Aramayis Orkusyan
Staff Writer
A haunting chill overtook the audience as the bitter words, written by Vahan Tekeyan three years after the purging of the Armenian people by the Ottoman Turkish Empire, echoed across the auditorium.
“Send us to hell. Send us to hell again. You made us know it alas, all too well.”
Tekeyan’s words came to life as they were read aloud, stirring sentiments of a hundred years of suffering. Vahan Tekeyan was a late 19th to mid-20th century Armenian poet and social activist. Regarded as one of the greatest Western Armenian poets, Tekeyan was one of few major poets to survive the Genocide. Consequently, the trials and tribulations of the Armenian people are deeply interwoven in many of Tekeyan’s works. However, many of Tekeyan’s poems also present a hopeful vision of Armenia and the Armenian people—a vision of peace.
Neglected for many years in the English-speaking world, Vahan Tekeyan’s poems took center stage on the evening of September 19 as part of the Fall Lecture Series of the Fresno State Armenian Studies Program. The focus of the lecture was to introduce the newly published Vahan Tekeyan: Selected Poems and to present a second book Vahan Tekeyan – Hadendir.
The lecture brought author and literary critic Edmond Azadian, Dr. Arpi Sarafian of California State University, Los Angeles, and Dr. Tamara Hovhannisyan of the Monterey Institute of International Studies to Fresno State. The distinguished speakers discussed the significance of translating the work of Armenian authors, the significance of Tekeyan’s work, and most importantly the significance of the newly published volume.
Although translating poetry exactly is an impossible task, Dr. Sarafian noted that “the effort to translate must be made whenever it is possible.” Drawing parallels to the classics, Dr. Sarafian highlighted Tekeyan’s “questioning of the benevolent and the divine being, his indignation of man’s inhumanity to man,” as well as other universal concerns, that also offer invaluable knowledge of human nature and the human experience. For this reason, Dr. Sarafian emphasized that “it would be wrong to keep the beauty and the power of these concerns locked in the Armenian language.”
Dr. Tamara Hovhannisyan gave an in-depth analysis of the poetics of Vahan Tekeyan and discussed the emotional aspects of his work. Her remarks in Armenian, focused on the Armenian language Hadendir, written by Edmond Azadian, which has shed new light on Tekeyan’s life and work.

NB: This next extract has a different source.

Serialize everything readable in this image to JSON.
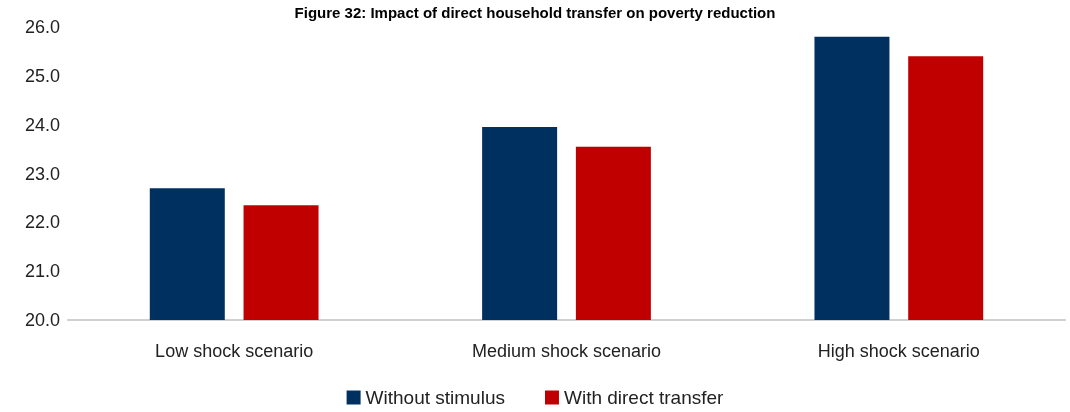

Yet there is perhaps an even greater significance in the release of Vahan Tekeyan: Selected Poems. Published as part of the Armenian Series of The Press at California State University, Fresno under the editorship of Professor Barlow Der Mugrdechian, Vahan Tekeyan is now the 5th volume in the Armenian Series. Moreover, unlike the Hadendir, which is written in Armenian and is aimed towards intellectuals and scholars in Armenia, Edmond Azadian pointed out that “the bilingual volume (Vahan Tekeyan: Selected Poems) is directed towards non-Armenians and to the Armenian young generation who are eager to learn and internalize their legacy in the culture of Armenian literature.”
Indeed with each new addition in the Armenian Series of The Press, more awareness of the Armenian culture is brought to the non-Armenian communities at Fresno State and the greater community, and a new medium is created by which the Armenian heritage can be preserved and passed on to the new generations of Armenians.